Reviewing these facts with reference to their bearing upon the point under consideration, we grant, at the outset, that they do indicate a successive retreat and readvance of the ice over extensive areas. This is specially clear with respect to the vegetal deposits interstratified with beds of glacial origin. But the question at issue concerning the interpretation of these phenomena is, Do they necessarily indicate absolutely distinct glacial epochs separated by a period in which the ice had wholly disappeared from the glaciated area to the north? That they do, is maintained by President Chamberlin and many others who have wide acquaintance with the facts. That they do not certainly indicate a complete disappearance of the ice during an extensive interglacial epoch, is capable, however, of being maintained, without forfeiting one’s rights to the respect of his fellow-geologists. The opposite theory is thus stated by Dr. Robert Bell: “It appears as if all the phenomena might be referred to one general Glacial period, which was long continued, and consequently accompanied by varying conditions of temperature, regional oscillations of the surface, and changes in the distributions of sea and land, and in the currents in the ocean. These changes would necessarily give rise to local variations in the climate, and might permit of vegetation for a time in regions which need not have been far removed from extensive glaciers.”[BG]
[BG] Bulletin of the Geological Society of America, vol. i, pp. 287-310.
At my request, Professor J. E. Todd, of Iowa, whose acquaintance with the region is extensive, has kindly written out for me his conclusions upon this subject, which I am permitted to give in his own words:
“I am not prepared to write as I would like concerning the forest-beds and old soils.
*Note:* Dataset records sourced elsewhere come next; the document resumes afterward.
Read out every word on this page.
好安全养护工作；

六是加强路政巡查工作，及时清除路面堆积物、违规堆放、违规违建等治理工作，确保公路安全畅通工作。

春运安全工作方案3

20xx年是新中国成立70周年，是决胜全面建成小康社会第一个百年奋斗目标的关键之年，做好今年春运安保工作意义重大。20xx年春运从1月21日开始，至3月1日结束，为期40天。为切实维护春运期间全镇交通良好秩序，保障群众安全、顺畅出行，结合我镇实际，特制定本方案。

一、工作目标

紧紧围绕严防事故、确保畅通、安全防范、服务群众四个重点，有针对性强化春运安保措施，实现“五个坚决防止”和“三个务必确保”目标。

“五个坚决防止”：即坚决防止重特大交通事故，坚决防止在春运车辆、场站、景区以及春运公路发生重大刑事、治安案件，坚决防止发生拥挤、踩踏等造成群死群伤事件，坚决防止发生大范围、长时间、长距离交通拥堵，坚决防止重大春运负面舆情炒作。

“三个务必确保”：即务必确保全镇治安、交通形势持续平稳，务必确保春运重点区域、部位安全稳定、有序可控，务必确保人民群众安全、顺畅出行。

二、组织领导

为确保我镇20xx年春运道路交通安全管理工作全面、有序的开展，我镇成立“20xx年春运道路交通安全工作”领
I will, however, offer the following as a partial report. I have come to think that there is considerable confusion on the subject. I believe there are five or six different things classed under one head.
“1. Recent Much and Soils.—The finest example I have found in the whole Missouri Valley was twenty feet below silt and clay, in a basin inside the outer moraine, near Grand View, South Dakota. From my examination of the reported old soil near Albia, Iowa, I think the most rational way of reconciling the conflicting statements concerning it is that it also belongs to this class.
“2. Peat or Soil under Loess.—This does not signify much if the loess was formed in a lake subject to orographic oscillations, or if, as I am coming to believe, it is a fluviatile deposit of an oscillating river like the Hoang-Ho on the great Chinese plain. It at least does not mean an interglacial epoch.
“3. Wood and Dirt rearranged, not in situ.—This occurs either in subaqueous or in subglacial deposits. I have found drift-wood in the lower layers of the loess here, but not in situ. I have frequently found traces of wood in till in Dakota, but always in an isolated way. I think, from reading statements about the deposits in eastern Iowa, that most if not all of the cases are of this sort. Two things have conspired to lead to this error: one, the influence of Croll’s speculation; and the other, the easy inference of many well-diggers, and especially well-borers, that what they pass through are always in layers. In this way a log becomes a forest-bed. Scattered logs and muck fragments occurring frequently in a region, though at different levels, are readily imagined by an amateur geologist to be one continuous stratum antedating the glacier or floods (as the case may be in that particular region), when, in fact, it has been washed down from the margin of the transporting agent and is contemporaneous with it. I suspect the prevalence of wood in eastern Iowa may be traced to a depression of the driftless region during the advance of the glacier, so as to bring the western side of that area more into the grasp of glacial agencies.